Let us have a closed and periodic curve $C$, in the unit sphere $\mathbb{S^2}$.(T understand better, visually the curve is like this: ~ , around the equator of the sphere). I have to calculate the geodesic curvature of $C$: $\int_{C}\mathcal{K}_g(s)ds$.
This is what I've done:
Let's define $\mathbb{S^2}=\Omega_1 \cup \Omega_2 \cup C$ where $\Omega_1$ is the upper part of the sphere and $\Omega_2$ the lower part of the sphere. So $\Omega_1$ and $\Omega_2$ are regular.

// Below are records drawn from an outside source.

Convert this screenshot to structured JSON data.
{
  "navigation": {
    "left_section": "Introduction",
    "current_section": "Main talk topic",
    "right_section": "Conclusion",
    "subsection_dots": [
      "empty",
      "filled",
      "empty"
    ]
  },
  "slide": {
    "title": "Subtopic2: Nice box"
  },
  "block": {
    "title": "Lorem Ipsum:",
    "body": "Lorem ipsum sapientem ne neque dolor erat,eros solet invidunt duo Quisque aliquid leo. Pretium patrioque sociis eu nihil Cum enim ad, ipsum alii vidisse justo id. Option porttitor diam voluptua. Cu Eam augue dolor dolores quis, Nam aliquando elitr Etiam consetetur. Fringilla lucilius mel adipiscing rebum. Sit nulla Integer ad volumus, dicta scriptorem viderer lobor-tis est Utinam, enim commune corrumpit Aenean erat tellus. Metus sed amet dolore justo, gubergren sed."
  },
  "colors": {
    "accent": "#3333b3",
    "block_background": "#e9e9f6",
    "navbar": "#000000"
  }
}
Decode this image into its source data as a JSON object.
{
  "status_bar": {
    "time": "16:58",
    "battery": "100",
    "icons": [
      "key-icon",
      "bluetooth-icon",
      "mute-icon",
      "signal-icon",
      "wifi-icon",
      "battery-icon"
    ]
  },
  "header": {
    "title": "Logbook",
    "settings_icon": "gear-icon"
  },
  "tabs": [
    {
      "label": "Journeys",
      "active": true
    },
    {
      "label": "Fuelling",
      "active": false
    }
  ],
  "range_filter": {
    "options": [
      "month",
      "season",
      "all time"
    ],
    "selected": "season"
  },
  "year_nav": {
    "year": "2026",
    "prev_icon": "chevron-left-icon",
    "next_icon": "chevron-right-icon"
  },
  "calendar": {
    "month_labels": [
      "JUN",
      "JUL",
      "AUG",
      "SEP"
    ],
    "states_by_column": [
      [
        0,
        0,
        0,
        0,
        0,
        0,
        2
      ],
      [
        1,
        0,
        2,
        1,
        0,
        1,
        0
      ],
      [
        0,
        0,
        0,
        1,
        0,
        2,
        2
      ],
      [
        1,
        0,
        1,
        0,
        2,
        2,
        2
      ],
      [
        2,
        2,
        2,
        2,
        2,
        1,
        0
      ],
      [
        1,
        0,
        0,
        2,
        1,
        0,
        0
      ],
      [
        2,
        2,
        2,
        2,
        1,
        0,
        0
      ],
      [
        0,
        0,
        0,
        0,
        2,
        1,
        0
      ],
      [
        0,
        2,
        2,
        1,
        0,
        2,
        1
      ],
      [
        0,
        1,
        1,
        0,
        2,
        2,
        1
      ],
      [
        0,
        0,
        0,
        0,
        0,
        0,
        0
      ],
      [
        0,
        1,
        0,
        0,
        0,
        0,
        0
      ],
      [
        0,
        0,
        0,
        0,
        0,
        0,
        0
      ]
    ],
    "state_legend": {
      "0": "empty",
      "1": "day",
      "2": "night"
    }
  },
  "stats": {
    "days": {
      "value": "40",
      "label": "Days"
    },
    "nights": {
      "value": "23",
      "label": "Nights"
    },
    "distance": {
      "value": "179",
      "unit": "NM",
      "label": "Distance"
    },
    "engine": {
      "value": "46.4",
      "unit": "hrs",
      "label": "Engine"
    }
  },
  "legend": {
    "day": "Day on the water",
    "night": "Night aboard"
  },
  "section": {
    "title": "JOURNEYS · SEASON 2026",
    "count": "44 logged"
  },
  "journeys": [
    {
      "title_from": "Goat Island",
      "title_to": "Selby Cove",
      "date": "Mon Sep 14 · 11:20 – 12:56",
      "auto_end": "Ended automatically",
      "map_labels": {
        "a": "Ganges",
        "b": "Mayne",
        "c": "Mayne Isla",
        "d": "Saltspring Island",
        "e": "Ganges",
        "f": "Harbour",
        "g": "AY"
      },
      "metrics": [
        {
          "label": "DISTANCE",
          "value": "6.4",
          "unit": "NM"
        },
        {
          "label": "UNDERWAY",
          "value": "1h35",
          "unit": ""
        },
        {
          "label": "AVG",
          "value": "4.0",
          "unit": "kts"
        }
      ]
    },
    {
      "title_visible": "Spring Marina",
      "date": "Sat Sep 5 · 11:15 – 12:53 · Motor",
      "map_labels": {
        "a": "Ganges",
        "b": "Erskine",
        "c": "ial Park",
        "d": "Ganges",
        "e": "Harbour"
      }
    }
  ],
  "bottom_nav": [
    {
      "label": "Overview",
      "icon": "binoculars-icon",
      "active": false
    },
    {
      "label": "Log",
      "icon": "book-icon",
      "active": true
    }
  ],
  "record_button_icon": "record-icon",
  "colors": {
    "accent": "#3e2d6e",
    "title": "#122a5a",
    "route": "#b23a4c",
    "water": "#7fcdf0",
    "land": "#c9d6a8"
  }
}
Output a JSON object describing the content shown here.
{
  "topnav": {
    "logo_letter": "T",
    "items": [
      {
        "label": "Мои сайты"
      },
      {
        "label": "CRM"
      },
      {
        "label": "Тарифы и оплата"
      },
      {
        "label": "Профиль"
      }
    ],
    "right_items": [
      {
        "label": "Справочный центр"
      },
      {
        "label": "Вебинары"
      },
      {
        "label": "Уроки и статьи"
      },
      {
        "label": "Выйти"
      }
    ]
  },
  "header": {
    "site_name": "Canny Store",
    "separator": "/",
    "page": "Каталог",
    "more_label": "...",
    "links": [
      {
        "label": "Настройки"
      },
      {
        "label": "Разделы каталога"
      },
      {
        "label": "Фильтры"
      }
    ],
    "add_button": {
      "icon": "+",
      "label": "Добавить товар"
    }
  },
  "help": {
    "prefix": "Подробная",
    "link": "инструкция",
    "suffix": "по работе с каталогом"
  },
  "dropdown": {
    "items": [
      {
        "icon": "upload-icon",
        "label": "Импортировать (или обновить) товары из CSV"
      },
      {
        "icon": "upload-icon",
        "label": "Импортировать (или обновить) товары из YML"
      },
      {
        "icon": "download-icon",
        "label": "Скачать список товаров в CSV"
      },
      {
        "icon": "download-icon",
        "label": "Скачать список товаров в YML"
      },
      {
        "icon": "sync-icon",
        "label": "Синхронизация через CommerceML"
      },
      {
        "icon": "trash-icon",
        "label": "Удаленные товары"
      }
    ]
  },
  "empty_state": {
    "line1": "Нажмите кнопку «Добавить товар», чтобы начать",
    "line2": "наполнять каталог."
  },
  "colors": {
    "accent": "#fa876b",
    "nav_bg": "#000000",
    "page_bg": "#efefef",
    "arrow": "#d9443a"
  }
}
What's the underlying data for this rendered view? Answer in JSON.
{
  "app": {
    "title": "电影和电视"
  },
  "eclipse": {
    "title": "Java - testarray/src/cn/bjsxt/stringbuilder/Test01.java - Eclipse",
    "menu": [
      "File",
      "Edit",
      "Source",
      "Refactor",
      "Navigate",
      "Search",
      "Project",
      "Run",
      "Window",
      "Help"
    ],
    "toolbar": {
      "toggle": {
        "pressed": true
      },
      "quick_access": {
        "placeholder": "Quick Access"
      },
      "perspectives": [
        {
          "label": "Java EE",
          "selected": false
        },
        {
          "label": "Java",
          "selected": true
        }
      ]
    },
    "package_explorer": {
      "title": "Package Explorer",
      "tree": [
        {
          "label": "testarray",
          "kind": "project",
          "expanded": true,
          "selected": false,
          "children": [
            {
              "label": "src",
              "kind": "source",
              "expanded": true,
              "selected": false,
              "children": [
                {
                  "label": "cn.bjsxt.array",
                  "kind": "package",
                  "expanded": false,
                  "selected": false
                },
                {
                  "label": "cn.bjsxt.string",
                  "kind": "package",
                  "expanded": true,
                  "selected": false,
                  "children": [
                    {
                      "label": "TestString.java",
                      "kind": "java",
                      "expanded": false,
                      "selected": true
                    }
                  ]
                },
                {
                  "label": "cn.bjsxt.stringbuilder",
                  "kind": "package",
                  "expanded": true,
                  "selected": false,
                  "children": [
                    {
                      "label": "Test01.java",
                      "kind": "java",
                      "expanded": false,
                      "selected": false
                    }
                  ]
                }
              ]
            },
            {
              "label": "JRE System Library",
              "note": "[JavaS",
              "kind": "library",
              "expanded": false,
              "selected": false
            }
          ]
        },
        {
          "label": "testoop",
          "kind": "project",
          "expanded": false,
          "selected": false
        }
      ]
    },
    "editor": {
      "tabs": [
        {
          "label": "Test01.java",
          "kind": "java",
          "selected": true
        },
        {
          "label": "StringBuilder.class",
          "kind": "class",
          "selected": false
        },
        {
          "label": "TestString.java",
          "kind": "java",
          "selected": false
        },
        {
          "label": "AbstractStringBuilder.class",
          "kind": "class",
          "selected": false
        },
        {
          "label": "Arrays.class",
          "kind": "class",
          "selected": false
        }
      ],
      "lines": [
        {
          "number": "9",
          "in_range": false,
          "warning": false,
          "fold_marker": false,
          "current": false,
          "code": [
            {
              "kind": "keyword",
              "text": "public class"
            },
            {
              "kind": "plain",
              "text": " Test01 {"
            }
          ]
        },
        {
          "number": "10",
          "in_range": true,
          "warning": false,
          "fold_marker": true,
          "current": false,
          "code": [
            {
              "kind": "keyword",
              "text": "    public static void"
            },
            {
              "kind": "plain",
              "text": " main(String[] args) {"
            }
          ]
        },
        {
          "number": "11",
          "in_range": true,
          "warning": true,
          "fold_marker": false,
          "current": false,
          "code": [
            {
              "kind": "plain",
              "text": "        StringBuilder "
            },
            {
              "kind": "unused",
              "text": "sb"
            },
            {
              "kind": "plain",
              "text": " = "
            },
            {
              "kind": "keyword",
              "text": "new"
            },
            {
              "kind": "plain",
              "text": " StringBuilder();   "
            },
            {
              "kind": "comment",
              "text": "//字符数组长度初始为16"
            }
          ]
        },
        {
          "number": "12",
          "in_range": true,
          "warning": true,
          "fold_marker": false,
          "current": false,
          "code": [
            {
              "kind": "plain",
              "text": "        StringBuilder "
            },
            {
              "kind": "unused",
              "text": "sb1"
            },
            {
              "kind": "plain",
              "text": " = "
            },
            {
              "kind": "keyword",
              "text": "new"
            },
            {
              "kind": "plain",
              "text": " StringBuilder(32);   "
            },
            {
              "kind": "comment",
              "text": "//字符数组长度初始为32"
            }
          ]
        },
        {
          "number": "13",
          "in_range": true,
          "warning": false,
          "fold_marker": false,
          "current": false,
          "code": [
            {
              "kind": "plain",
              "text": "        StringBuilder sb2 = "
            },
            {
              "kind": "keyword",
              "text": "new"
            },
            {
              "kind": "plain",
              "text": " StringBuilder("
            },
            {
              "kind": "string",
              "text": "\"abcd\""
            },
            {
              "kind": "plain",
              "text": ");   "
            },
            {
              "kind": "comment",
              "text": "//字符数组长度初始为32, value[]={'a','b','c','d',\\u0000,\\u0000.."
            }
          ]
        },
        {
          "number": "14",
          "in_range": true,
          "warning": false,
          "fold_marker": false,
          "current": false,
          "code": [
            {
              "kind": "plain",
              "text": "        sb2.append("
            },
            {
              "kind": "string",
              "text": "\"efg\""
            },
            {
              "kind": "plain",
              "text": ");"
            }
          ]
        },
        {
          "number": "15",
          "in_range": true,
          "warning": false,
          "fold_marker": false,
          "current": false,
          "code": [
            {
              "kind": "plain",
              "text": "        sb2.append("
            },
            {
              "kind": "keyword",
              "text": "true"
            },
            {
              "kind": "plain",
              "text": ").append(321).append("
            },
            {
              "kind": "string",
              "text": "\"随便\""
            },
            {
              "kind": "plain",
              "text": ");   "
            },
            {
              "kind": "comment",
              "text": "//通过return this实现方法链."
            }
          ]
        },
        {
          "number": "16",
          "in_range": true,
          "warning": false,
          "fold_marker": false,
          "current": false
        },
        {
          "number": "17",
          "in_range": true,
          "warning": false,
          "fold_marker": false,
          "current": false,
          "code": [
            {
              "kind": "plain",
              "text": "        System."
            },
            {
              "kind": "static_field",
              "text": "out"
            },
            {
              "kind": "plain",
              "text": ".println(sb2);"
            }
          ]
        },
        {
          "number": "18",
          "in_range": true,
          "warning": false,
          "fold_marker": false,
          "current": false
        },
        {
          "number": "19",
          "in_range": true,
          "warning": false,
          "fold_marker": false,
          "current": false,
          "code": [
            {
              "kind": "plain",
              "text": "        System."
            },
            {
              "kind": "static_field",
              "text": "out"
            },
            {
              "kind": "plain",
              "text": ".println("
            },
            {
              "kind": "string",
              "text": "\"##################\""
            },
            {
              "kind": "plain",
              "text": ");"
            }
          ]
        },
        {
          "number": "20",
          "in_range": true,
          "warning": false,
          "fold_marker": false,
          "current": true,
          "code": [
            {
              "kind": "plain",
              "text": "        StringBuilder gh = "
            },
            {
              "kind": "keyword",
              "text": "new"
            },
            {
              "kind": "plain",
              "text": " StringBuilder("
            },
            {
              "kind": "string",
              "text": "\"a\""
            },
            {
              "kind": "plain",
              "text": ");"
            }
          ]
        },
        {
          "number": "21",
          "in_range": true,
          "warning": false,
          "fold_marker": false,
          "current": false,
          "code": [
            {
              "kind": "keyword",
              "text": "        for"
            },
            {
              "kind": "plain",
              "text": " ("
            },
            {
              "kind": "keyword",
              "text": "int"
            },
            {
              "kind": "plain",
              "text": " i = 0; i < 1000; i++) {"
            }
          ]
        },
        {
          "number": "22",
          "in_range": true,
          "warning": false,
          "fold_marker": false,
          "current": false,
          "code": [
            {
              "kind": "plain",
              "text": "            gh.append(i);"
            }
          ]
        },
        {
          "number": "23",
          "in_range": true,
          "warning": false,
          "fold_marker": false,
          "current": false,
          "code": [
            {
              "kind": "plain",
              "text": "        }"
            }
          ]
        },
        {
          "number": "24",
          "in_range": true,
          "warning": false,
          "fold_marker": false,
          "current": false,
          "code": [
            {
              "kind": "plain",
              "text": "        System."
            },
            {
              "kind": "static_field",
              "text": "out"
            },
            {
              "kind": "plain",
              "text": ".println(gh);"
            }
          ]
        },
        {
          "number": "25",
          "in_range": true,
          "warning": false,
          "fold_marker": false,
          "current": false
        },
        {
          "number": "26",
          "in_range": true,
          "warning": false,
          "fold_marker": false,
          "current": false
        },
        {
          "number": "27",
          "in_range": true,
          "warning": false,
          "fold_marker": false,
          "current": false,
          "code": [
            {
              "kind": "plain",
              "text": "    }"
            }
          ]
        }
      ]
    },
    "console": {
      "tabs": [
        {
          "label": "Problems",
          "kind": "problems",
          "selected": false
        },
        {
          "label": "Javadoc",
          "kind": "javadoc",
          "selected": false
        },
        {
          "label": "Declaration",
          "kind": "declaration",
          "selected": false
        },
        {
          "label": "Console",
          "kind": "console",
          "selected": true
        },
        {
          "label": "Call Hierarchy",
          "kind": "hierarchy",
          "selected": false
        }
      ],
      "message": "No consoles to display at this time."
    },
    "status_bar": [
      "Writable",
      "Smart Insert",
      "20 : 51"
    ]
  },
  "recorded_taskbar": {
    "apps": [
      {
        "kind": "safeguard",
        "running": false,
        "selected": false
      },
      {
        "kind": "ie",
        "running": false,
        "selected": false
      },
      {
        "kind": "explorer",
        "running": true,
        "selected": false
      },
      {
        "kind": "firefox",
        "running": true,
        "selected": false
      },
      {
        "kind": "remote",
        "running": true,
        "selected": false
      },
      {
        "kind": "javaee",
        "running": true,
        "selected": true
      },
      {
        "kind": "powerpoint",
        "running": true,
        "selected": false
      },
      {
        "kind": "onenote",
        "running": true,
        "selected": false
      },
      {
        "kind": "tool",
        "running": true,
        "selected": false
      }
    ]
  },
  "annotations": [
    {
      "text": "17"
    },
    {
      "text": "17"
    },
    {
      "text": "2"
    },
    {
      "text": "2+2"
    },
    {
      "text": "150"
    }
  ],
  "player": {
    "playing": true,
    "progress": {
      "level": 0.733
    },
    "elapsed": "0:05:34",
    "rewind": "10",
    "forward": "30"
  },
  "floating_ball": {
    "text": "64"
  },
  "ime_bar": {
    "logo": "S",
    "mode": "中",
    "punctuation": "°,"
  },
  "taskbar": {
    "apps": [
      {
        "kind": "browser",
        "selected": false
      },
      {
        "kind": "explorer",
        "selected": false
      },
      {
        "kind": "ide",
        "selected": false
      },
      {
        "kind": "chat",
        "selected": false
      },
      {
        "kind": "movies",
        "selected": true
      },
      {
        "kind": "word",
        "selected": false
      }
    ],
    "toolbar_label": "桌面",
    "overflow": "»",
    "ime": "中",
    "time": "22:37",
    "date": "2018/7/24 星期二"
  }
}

Using the global Gauss-Bonnet theorem, we know that:
$\int_C \mathcal{K}_g(s)ds+\iint_{\Omega_1}K dA=2\pi \mathcal{X}(\Omega_1)$
and
$-\int_C \mathcal{K}_g(s)ds+\iint_{\Omega_2}K dA=2\pi \mathcal{X}(\Omega_2)$
**Edit: On the one hand, as the curvature of the sphere is constant, I can get it out of the integral. On the other hand, the area of $\Omega_1$ and the area of $\Omega_2$ are equal. In addition, $\mathcal{X}(\Omega_1)=\mathcal{X}(\Omega_2)=1$ (because the surface is simple). So if I rest the second expression to the first one, I obtain $2\int_C \mathcal{K}_g(s)ds=0 \rightarrow \int_C \mathcal{K}_g(s)ds=0$.
**Edit2: I have correct some calculus mistakes.
Is this ok?